Eaton Vance Management is a subsidiary of Eaton Vance Corp. (NYSE: EV). Eaton Vance is a leading global asset manager whose history dates to 1924. With offices in North America, Europe, Asia and Australia, Eaton Vance and its affiliates managed $453 billion in assets as of July 31, 2018, offering individuals and institutions a broad array of investment strategies and wealth management solutions. For more information about Eaton Vance, visit eatonvance.com.
Additional Information about the Funds and the Mergers
This press release is not intended to, and does not, constitute an offer to purchase or sell shares of the Funds; nor is this press release intended to solicit a proxy from any shareholder of the Funds. The solicitation of the purchase or sale of securities or proxies to effect each merger described herein will only be made by a final, effective registration statement, which will include a definitive joint proxy statement/prospectus, after the registration statement is declared effective by the Securities and Exchange Commission (the "SEC").
This press release references registration statements, which will include joint proxy statements/prospectuses for each Acquiring Fund. These registration statements have been filed with the SEC but have not been declared effective. The registration statements each may be amended or withdrawn. The joint proxy statements/prospectuses will not be distributed to shareholders of the Acquired Funds unless and until the applicable registration statement is declared effective by the SEC.

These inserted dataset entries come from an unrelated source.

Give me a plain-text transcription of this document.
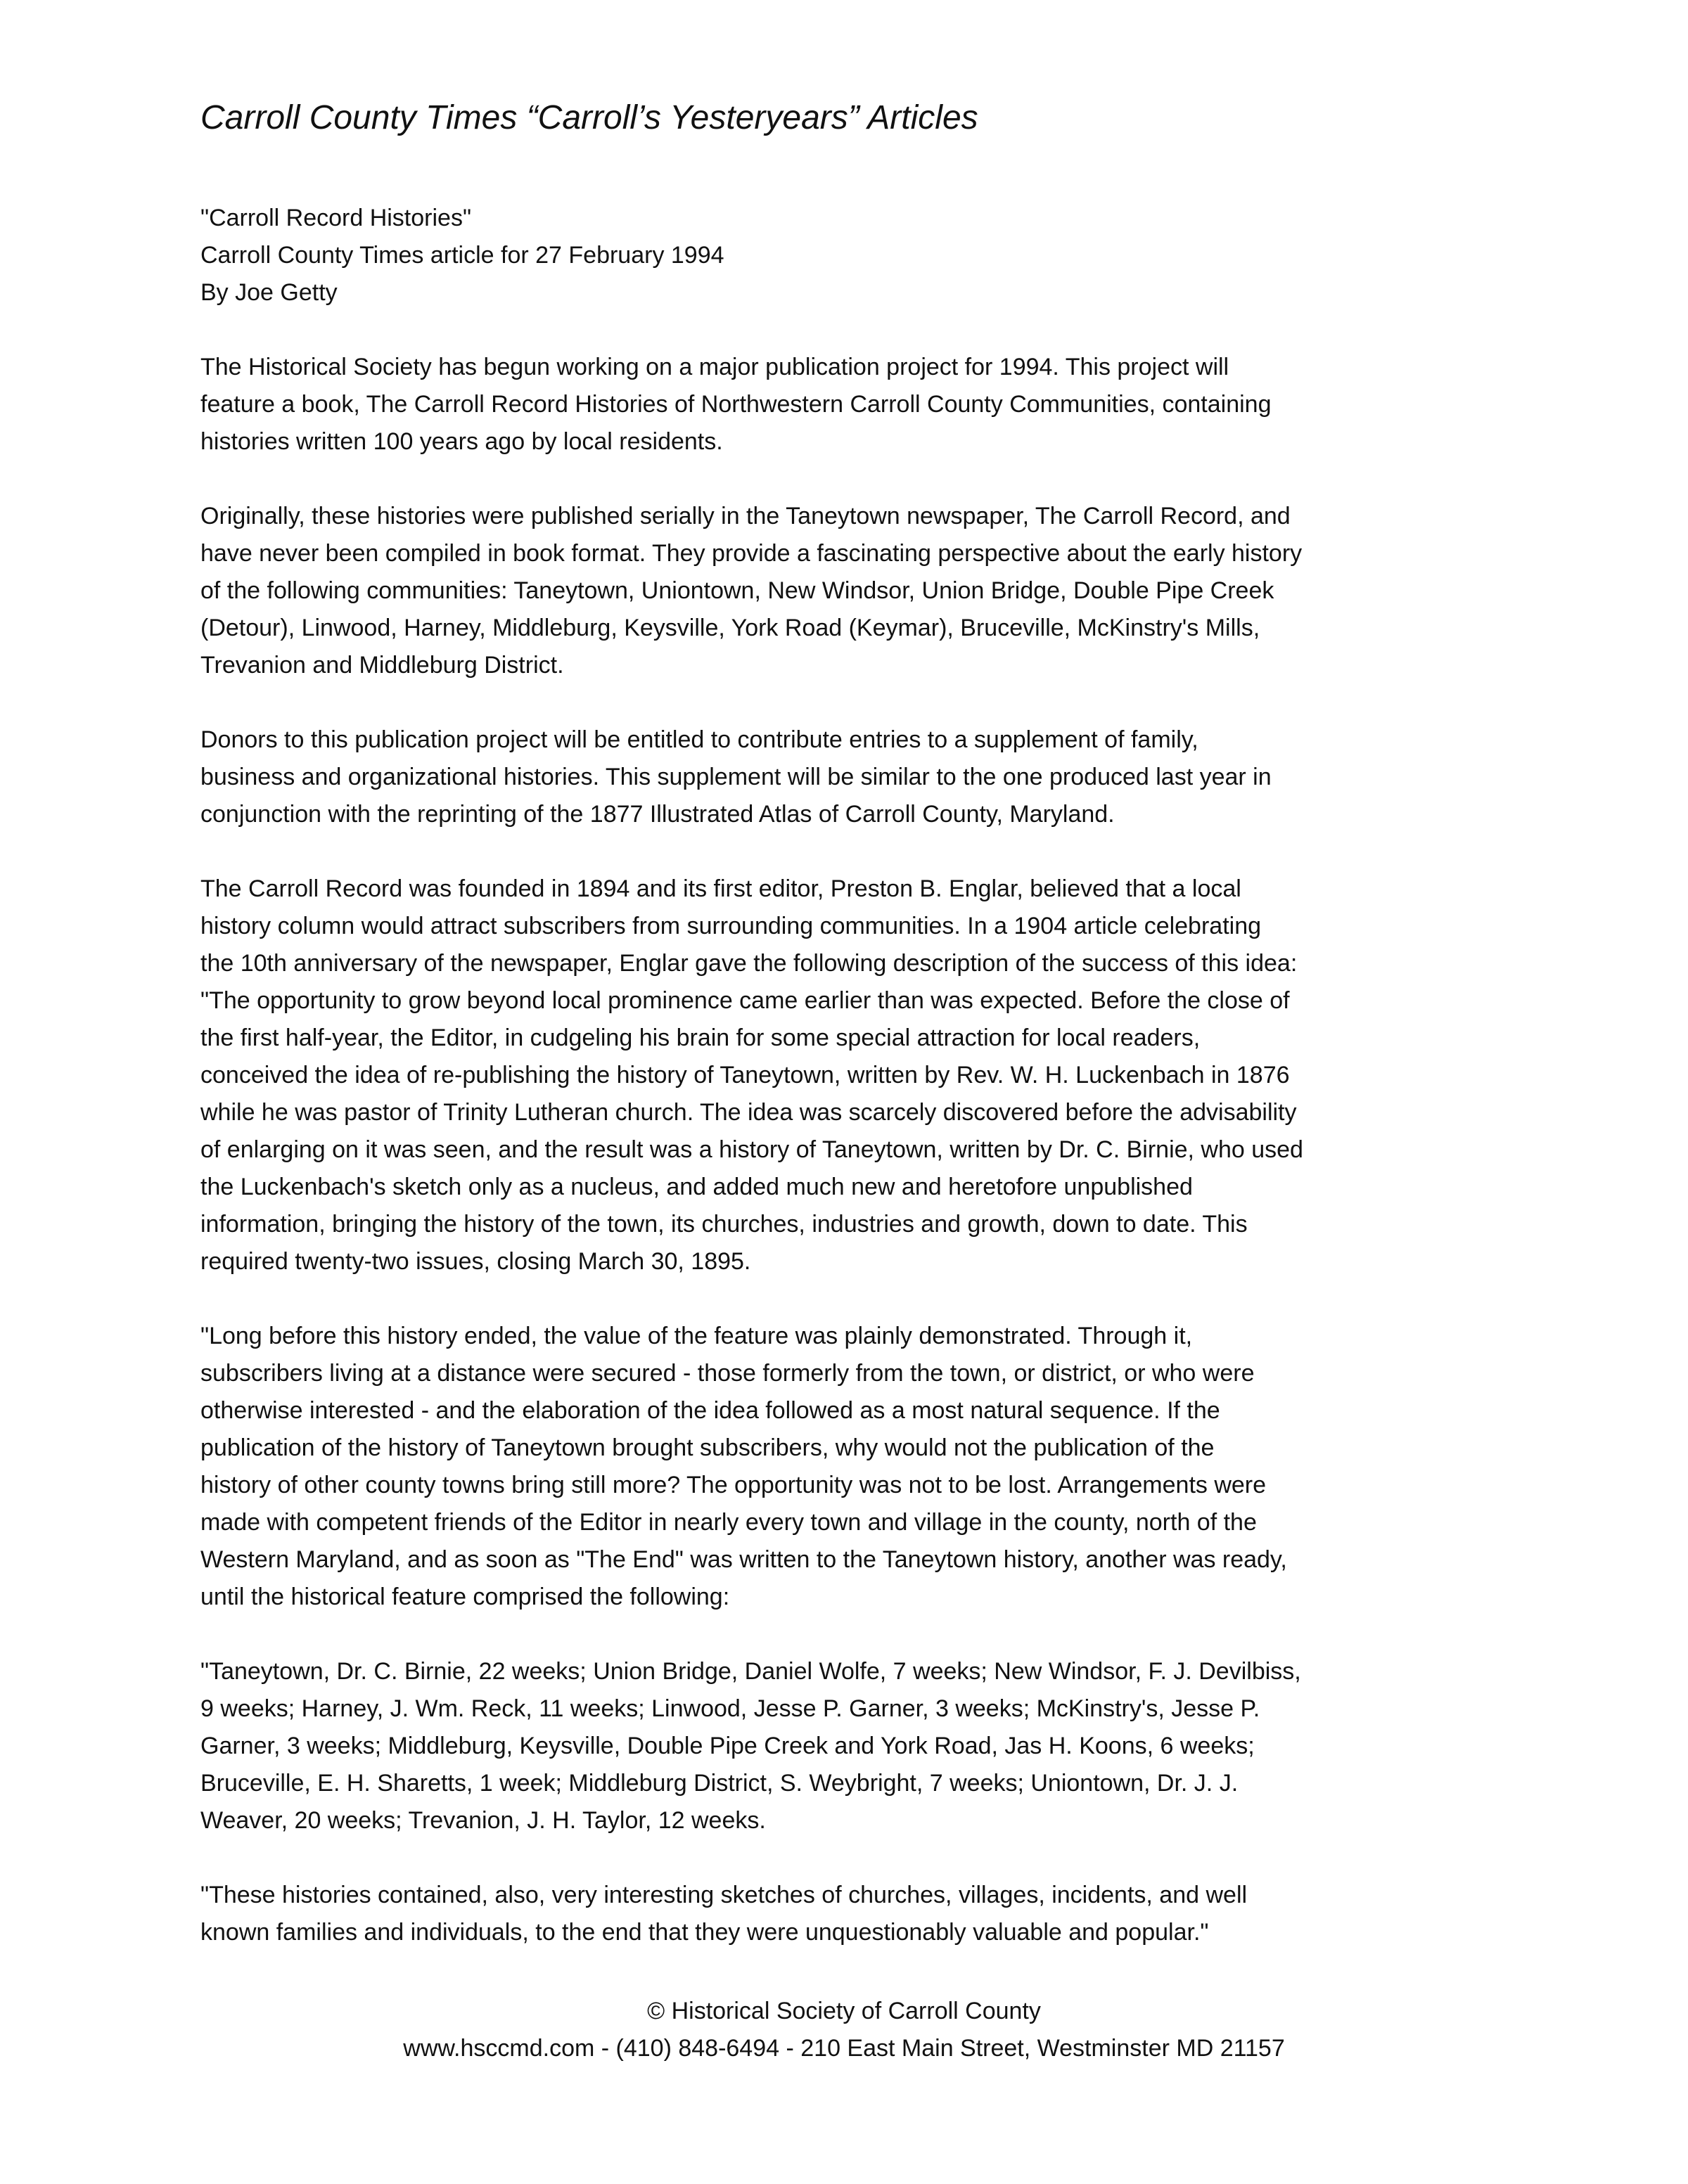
Carroll County Times “Carroll’s Yesteryears” Articles
"Carroll Record Histories"
Carroll County Times article for 27 February 1994
By Joe Getty
The Historical Society has begun working on a major publication project for 1994. This project will
feature a book, The Carroll Record Histories of Northwestern Carroll County Communities, containing
histories written 100 years ago by local residents.
Originally, these histories were published serially in the Taneytown newspaper, The Carroll Record, and
have never been compiled in book format. They provide a fascinating perspective about the early history
of the following communities: Taneytown, Uniontown, New Windsor, Union Bridge, Double Pipe Creek
(Detour), Linwood, Harney, Middleburg, Keysville, York Road (Keymar), Bruceville, McKinstry's Mills,
Trevanion and Middleburg District.
Donors to this publication project will be entitled to contribute entries to a supplement of family,
business and organizational histories. This supplement will be similar to the one produced last year in
conjunction with the reprinting of the 1877 Illustrated Atlas of Carroll County, Maryland.
The Carroll Record was founded in 1894 and its first editor, Preston B. Englar, believed that a local
history column would attract subscribers from surrounding communities. In a 1904 article celebrating
the 10th anniversary of the newspaper, Englar gave the following description of the success of this idea:
"The opportunity to grow beyond local prominence came earlier than was expected. Before the close of
the first half-year, the Editor, in cudgeling his brain for some special attraction for local readers,
conceived the idea of re-publishing the history of Taneytown, written by Rev. W. H. Luckenbach in 1876
while he was pastor of Trinity Lutheran church. The idea was scarcely discovered before the advisability
of enlarging on it was seen, and the result was a history of Taneytown, written by Dr. C. Birnie, who used
the Luckenbach's sketch only as a nucleus, and added much new and heretofore unpublished
information, bringing the history of the town, its churches, industries and growth, down to date. This
required twenty-two issues, closing March 30, 1895.
"Long before this history ended, the value of the feature was plainly demonstrated. Through it,
subscribers living at a distance were secured - those formerly from the town, or district, or who were
otherwise interested - and the elaboration of the idea followed as a most natural sequence. If the
publication of the history of Taneytown brought subscribers, why would not the publication of the
history of other county towns bring still more? The opportunity was not to be lost. Arrangements were
made with competent friends of the Editor in nearly every town and village in the county, north of the
Western Maryland, and as soon as "The End" was written to the Taneytown history, another was ready,
until the historical feature comprised the following:
"Taneytown, Dr. C. Birnie, 22 weeks; Union Bridge, Daniel Wolfe, 7 weeks; New Windsor, F. J. Devilbiss,
9 weeks; Harney, J. Wm. Reck, 11 weeks; Linwood, Jesse P. Garner, 3 weeks; McKinstry's, Jesse P.
Garner, 3 weeks; Middleburg, Keysville, Double Pipe Creek and York Road, Jas H. Koons, 6 weeks;
Bruceville, E. H. Sharetts, 1 week; Middleburg District, S. Weybright, 7 weeks; Uniontown, Dr. J. J.
Weaver, 20 weeks; Trevanion, J. H. Taylor, 12 weeks.
"These histories contained, also, very interesting sketches of churches, villages, incidents, and well
known families and individuals, to the end that they were unquestionably valuable and popular."
© Historical Society of Carroll County
www.hsccmd.com - (410) 848-6494 - 210 East Main Street, Westminster MD 21157
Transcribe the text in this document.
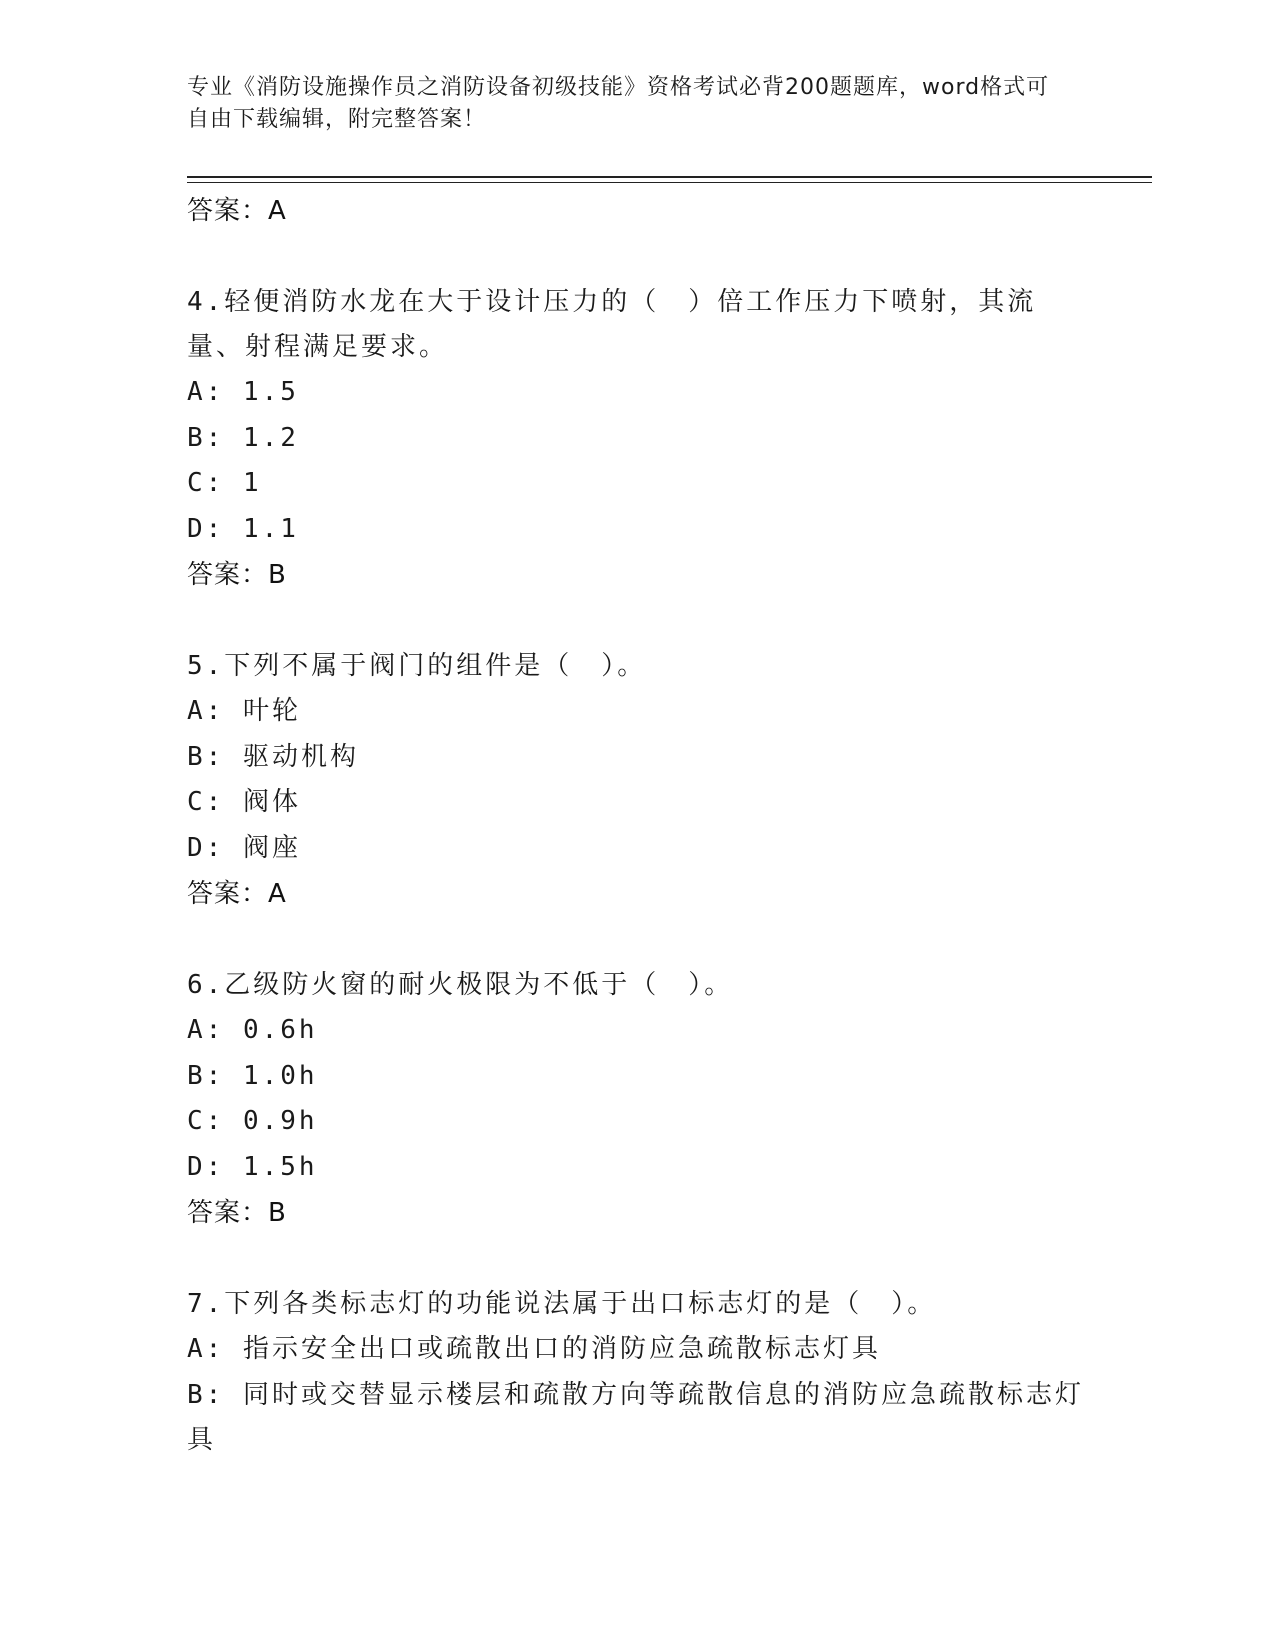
专业《消防设施操作员之消防设备初级技能》资格考试必背200题题库，word格式可自由下载编辑，附完整答案！
答案：A
4.轻便消防水龙在大于设计压力的（　）倍工作压力下喷射，其流量、射程满足要求。
A: 1.5
B: 1.2
C: 1
D: 1.1
答案：B
5.下列不属于阀门的组件是（　）。
A: 叶轮
B: 驱动机构
C: 阀体
D: 阀座
答案：A
6.乙级防火窗的耐火极限为不低于（　）。
A: 0.6h
B: 1.0h
C: 0.9h
D: 1.5h
答案：B
7.下列各类标志灯的功能说法属于出口标志灯的是（　）。
A: 指示安全出口或疏散出口的消防应急疏散标志灯具
B: 同时或交替显示楼层和疏散方向等疏散信息的消防应急疏散标志灯具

The Funds and their trustees and officers, Eaton Vance Management and its officers and employees, and other persons may be deemed to be participants in the solicitation of proxies with respect to the mergers described herein. Investors and shareholders may obtain more detailed information regarding the direct and indirect interests of a Fund's trustees and officers, Eaton Vance Management and its officers and employees, and other persons by reading the joint proxy statement/prospectus relating to the applicable merger when it becomes available.
Investors and shareholders are urged to read the applicable joint proxy statement/prospectus and any other relevant documents when they become available because they will contain important information about the proposed mergers. After they are filed, copies of the joint proxy statements/prospectuses will be available on the SEC's website at www.sec.gov.
Fund shares are subject to investment risk, including possible loss of principal invested. No Fund is a complete investment program and you may lose money investing in a Fund. An investment in a Fund may not be appropriate for all investors. Additional information about the Funds, including performance and portfolio characteristic information, is available at www.eatonvance.com.
Statements in this press release that are not historical facts are forward-looking statements as defined by the United States securities laws. You should exercise caution in interpreting and relying on forward-looking statements because they are subject to uncertainties and other factors which are, in some cases, beyond a Fund's control and could cause actual results to differ materially from those set forth in the forward-looking statements.